Généralement, le week-end de course en Hongrie fait partie des plus chauds de l'année, avec des températures pouvant dépasser 50°C. C'est la raison pour laquelle les pneumatiques destinés à ce rendez-vous ont été testés à Jerez et au Paul Ricard. Aujourd'hui, cependant, les températures de piste n'ont atteint que 25°C et de gros nuages ont empêché le soleil de chauffer la piste. Et bien que des éclaircies soient prévues pour le reste du week-end, l'asphalte ne devrait pas dépasser 35°C.

Cela signifie que tous les pilotes risquent de rencontrer et d'avoir à gérer le même problème : le grainage. L'une des causes de ce phénomène est le fonctionnement des pneumatiques à des températures inférieures à celles pour lesquelles ont été conçus. L'autre cause possible est la faible adhérence de la piste. Ces deux caractéristiques seront présentes ce week-end.

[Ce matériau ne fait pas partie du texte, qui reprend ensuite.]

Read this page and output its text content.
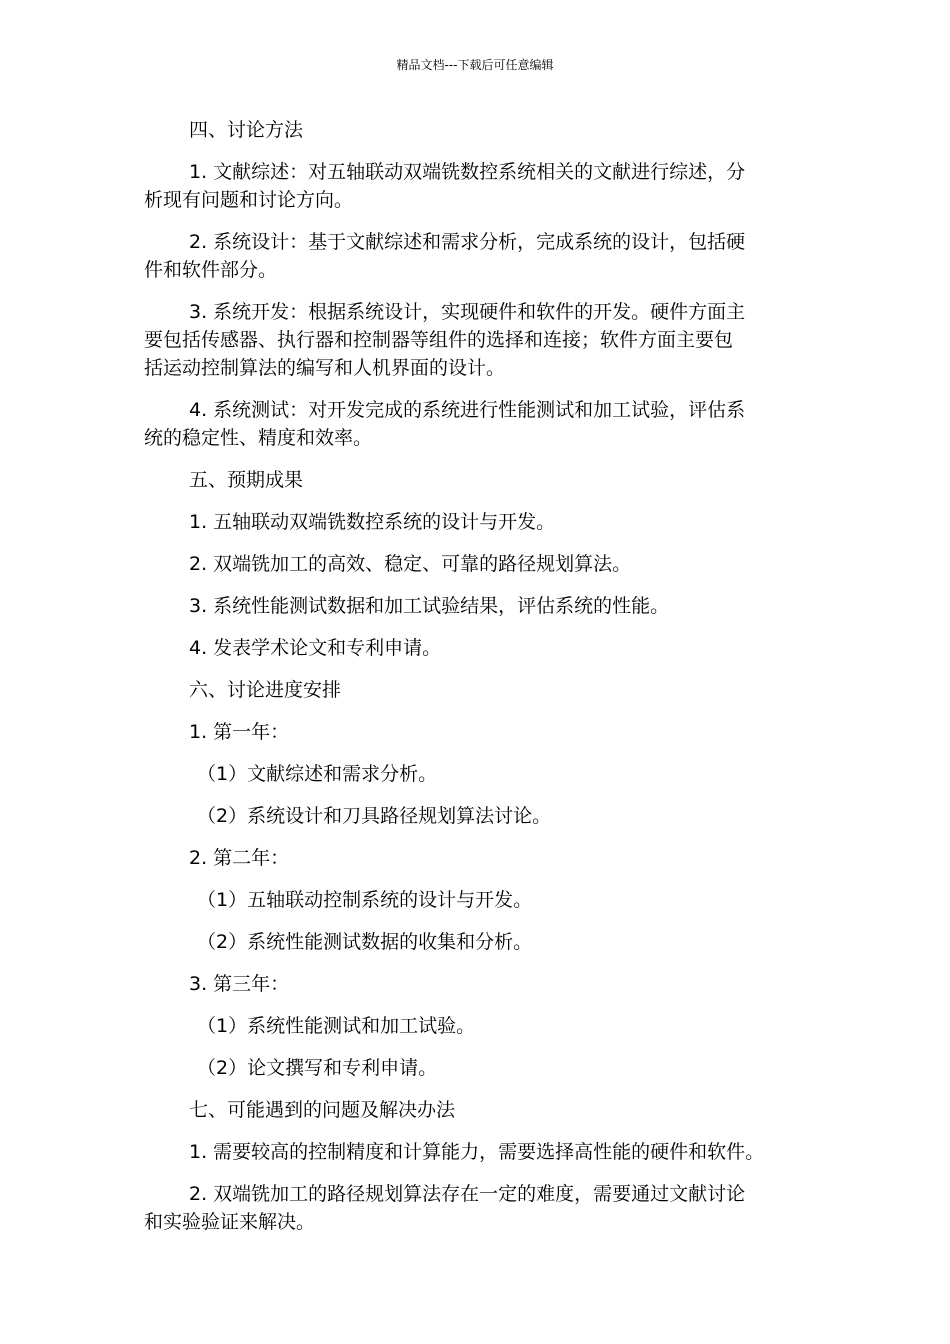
精品文档---下载后可任意编辑

四、讨论方法

1. 文献综述：对五轴联动双端铣数控系统相关的文献进行综述，分
析现有问题和讨论方向。

2. 系统设计：基于文献综述和需求分析，完成系统的设计，包括硬
件和软件部分。

3. 系统开发：根据系统设计，实现硬件和软件的开发。硬件方面主
要包括传感器、执行器和控制器等组件的选择和连接；软件方面主要包
括运动控制算法的编写和人机界面的设计。

4. 系统测试：对开发完成的系统进行性能测试和加工试验，评估系
统的稳定性、精度和效率。

五、预期成果

1. 五轴联动双端铣数控系统的设计与开发。

2. 双端铣加工的高效、稳定、可靠的路径规划算法。

3. 系统性能测试数据和加工试验结果，评估系统的性能。

4. 发表学术论文和专利申请。

六、讨论进度安排

1. 第一年：

（1）文献综述和需求分析。

（2）系统设计和刀具路径规划算法讨论。

2. 第二年：

（1）五轴联动控制系统的设计与开发。

（2）系统性能测试数据的收集和分析。

3. 第三年：

（1）系统性能测试和加工试验。

（2）论文撰写和专利申请。

七、可能遇到的问题及解决办法

1. 需要较高的控制精度和计算能力，需要选择高性能的硬件和软件。

2. 双端铣加工的路径规划算法存在一定的难度，需要通过文献讨论
和实验验证来解决。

" Sélectionner un pneumatique est un processus complexe. ", explique Pat Symonds, Directeur Exécutif de l'Ingénierie du Renault F1 Team, " Fondamentalement, cette tâche consiste à trouver le bon mélange pour un Grand Prix, alors que les constructions peuvent être utilisées d'un circuit à l'autre. Le mélange, lui, doit être choisi en fonction de l'énergie que le pneumatique doit absorber sur chaque tracé. L'énergie totale dépend du travail que doit fournir le pneumatique sur le tour et évolue selon le nombre de virages lents ou rapides, etc… Mais la température du circuit est aussi un facteur. Si nous rencontrons des températures significativement plus basses que celles auxquelles nous nous attendions, comme c'est le cas ce week-end, le mélange doit fonctionner en dehors de la fenêtre pour laquelle il a été choisi. "

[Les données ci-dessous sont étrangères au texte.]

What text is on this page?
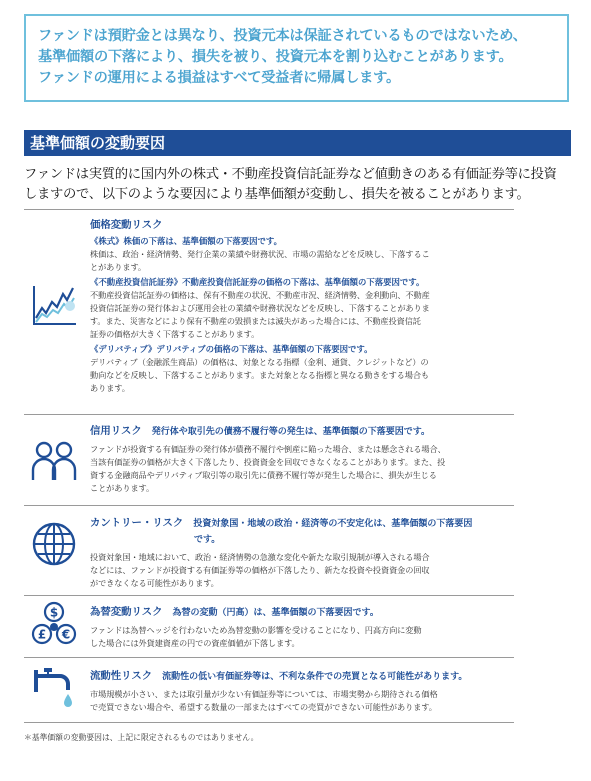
ファンドは預貯金とは異なり、投資元本は保証されているものではないため、

基準価額の下落により、損失を被り、投資元本を割り込むことがあります。

ファンドの運用による損益はすべて受益者に帰属します。

基準価額の変動要因
ファンドは実質的に国内外の株式・不動産投資信託証券など値動きのある有価証券等に投資
しますので、以下のような要因により基準価額が変動し、損失を被ることがあります。
価格変動リスク
《株式》株価の下落は、基準価額の下落要因です。
株価は、政治・経済情勢、発行企業の業績や財務状況、市場の需給などを反映し、下落するこ
とがあります。
《不動産投資信託証券》不動産投資信託証券の価格の下落は、基準価額の下落要因です。
不動産投資信託証券の価格は、保有不動産の状況、不動産市況、経済情勢、金利動向、不動産
投資信託証券の発行体および運用会社の業績や財務状況などを反映し、下落することがありま
す。また、災害などにより保有不動産の毀損または滅失があった場合には、不動産投資信託
証券の価格が大きく下落することがあります。
《デリバティブ》デリバティブの価格の下落は、基準価額の下落要因です。
デリバティブ（金融派生商品）の価格は、対象となる指標（金利、通貨、クレジットなど）の
動向などを反映し、下落することがあります。また対象となる指標と異なる動きをする場合も
あります。
信用リスク 発行体や取引先の債務不履行等の発生は、基準価額の下落要因です。
ファンドが投資する有価証券の発行体が債務不履行や倒産に陥った場合、または懸念される場合、
当該有価証券の価格が大きく下落したり、投資資金を回収できなくなることがあります。また、投
資する金融商品やデリバティブ取引等の取引先に債務不履行等が発生した場合に、損失が生じる
ことがあります。
カントリー・リスク 投資対象国・地域の政治・経済等の不安定化は、基準価額の下落要因
です。
投資対象国・地域において、政治・経済情勢の急激な変化や新たな取引規制が導入される場合
などには、ファンドが投資する有価証券等の価格が下落したり、新たな投資や投資資金の回収
ができなくなる可能性があります。
$
£ €
為替変動リスク 為替の変動（円高）は、基準価額の下落要因です。
ファンドは為替ヘッジを行わないため為替変動の影響を受けることになり、円高方向に変動
した場合には外貨建資産の円での資産価値が下落します。
流動性リスク 流動性の低い有価証券等は、不利な条件での売買となる可能性があります。
市場規模が小さい、または取引量が少ない有価証券等については、市場実勢から期待される価格
で売買できない場合や、希望する数量の一部またはすべての売買ができない可能性があります。
＊基準価額の変動要因は、上記に限定されるものではありません。
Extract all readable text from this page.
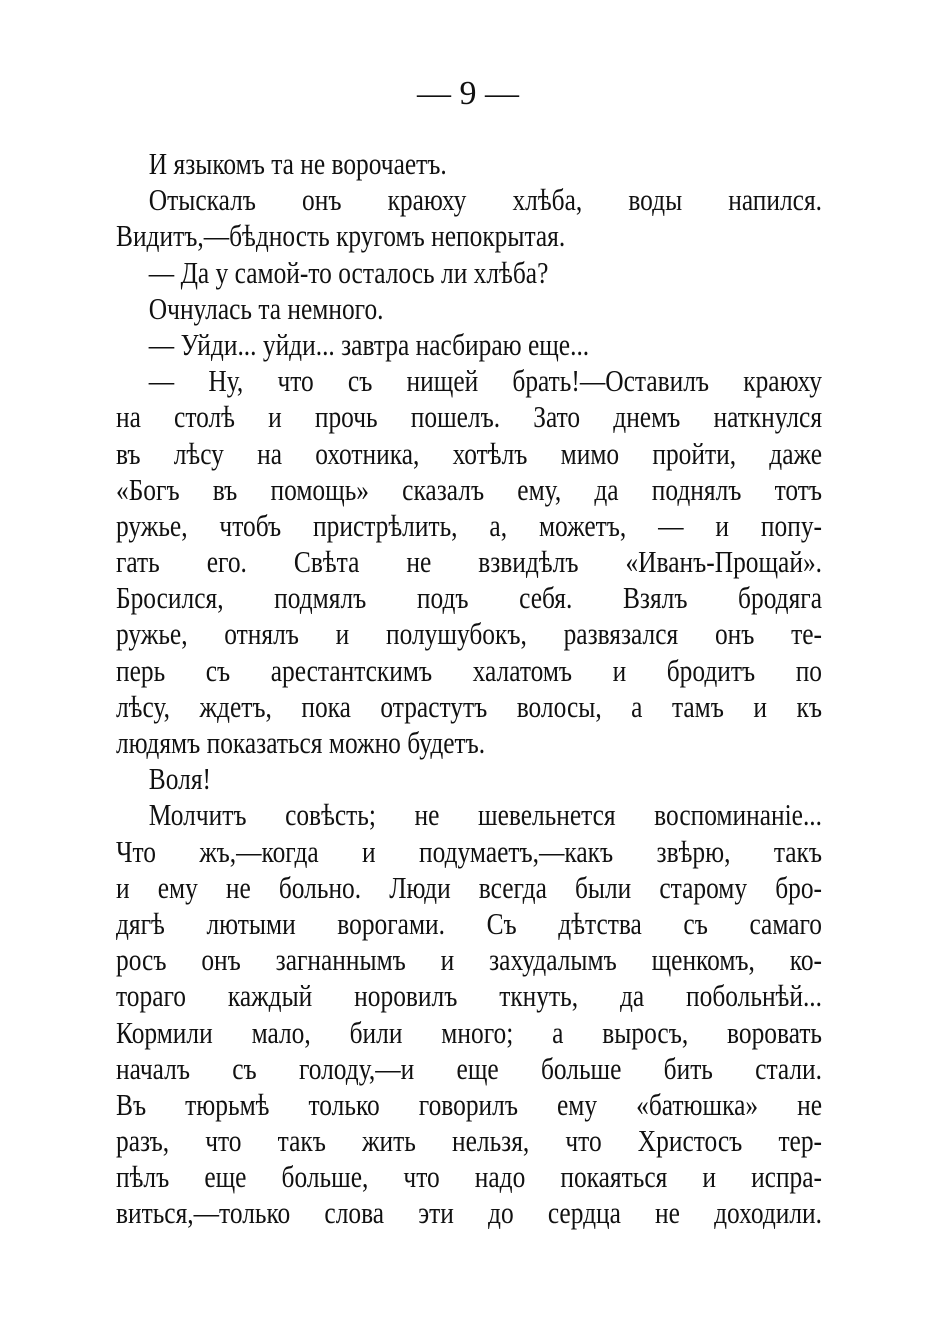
— 9 —
И языкомъ та не ворочаетъ.
Отыскалъ онъ краюху хлѣба, воды напился.
Видитъ,—бѣдность кругомъ непокрытая.
— Да у самой-то осталось ли хлѣба?
Очнулась та немного.
— Уйди... уйди... завтра насбираю еще...
— Ну, что съ нищей брать!—Оставилъ краюху
на столѣ и прочь пошелъ. Зато днемъ наткнулся
въ лѣсу на охотника, хотѣлъ мимо пройти, даже
«Богъ въ помощь» сказалъ ему, да поднялъ тотъ
ружье, чтобъ пристрѣлить, а, можетъ, — и попу-
гать его. Свѣта не взвидѣлъ «Иванъ-Прощай».
Бросился, подмялъ подъ себя. Взялъ бродяга
ружье, отнялъ и полушубокъ, развязался онъ те-
перь съ арестантскимъ халатомъ и бродитъ по
лѣсу, ждетъ, пока отрастутъ волосы, а тамъ и къ
людямъ показаться можно будетъ.
Воля!
Молчитъ совѣсть; не шевельнется воспоминаніе...
Что жъ,—когда и подумаетъ,—какъ звѣрю, такъ
и ему не больно. Люди всегда были старому бро-
дягѣ лютыми ворогами. Съ дѣтства съ самаго
росъ онъ загнаннымъ и захудалымъ щенкомъ, ко-
тораго каждый норовилъ ткнуть, да побольнѣй...
Кормили мало, били много; а выросъ, воровать
началъ съ голоду,—и еще больше бить стали.
Въ тюрьмѣ только говорилъ ему «батюшка» не
разъ, что такъ жить нельзя, что Христосъ тер-
пѣлъ еще больше, что надо покаяться и испра-
виться,—только слова эти до сердца не доходили.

Lorsque les températures sont fraîches, le pneumatique ayant à fonctionner en dehors des conditions pour lesquelles il a été conçu, il ne peut générer l'adhérence prévue. C'est là que naît le grainage, lorsque le pneumatique glisse. Le caoutchouc forme alors de petites aspérités sur la bande de roulement, surtout à l'avant et plus rarement à l'arrière. Le grainage à l'avant entraîne davantage de sous virage et disparaît progressivement, lorsque les aspérités sont ôtées de la bande de roulement tour après tour. Le grainage à l'arrière, à l'opposé, génère du survirage. Le même phénomène se produit sur les pistes " vertes " pour des raisons identiques : avec peu de gomme sur la trajectoire, les conditions d'adhérence ne peuvent être réunies et le grainage apparaît. C'est souvent le cas le vendredi matin, lorsque les pilotes ont peu roulé.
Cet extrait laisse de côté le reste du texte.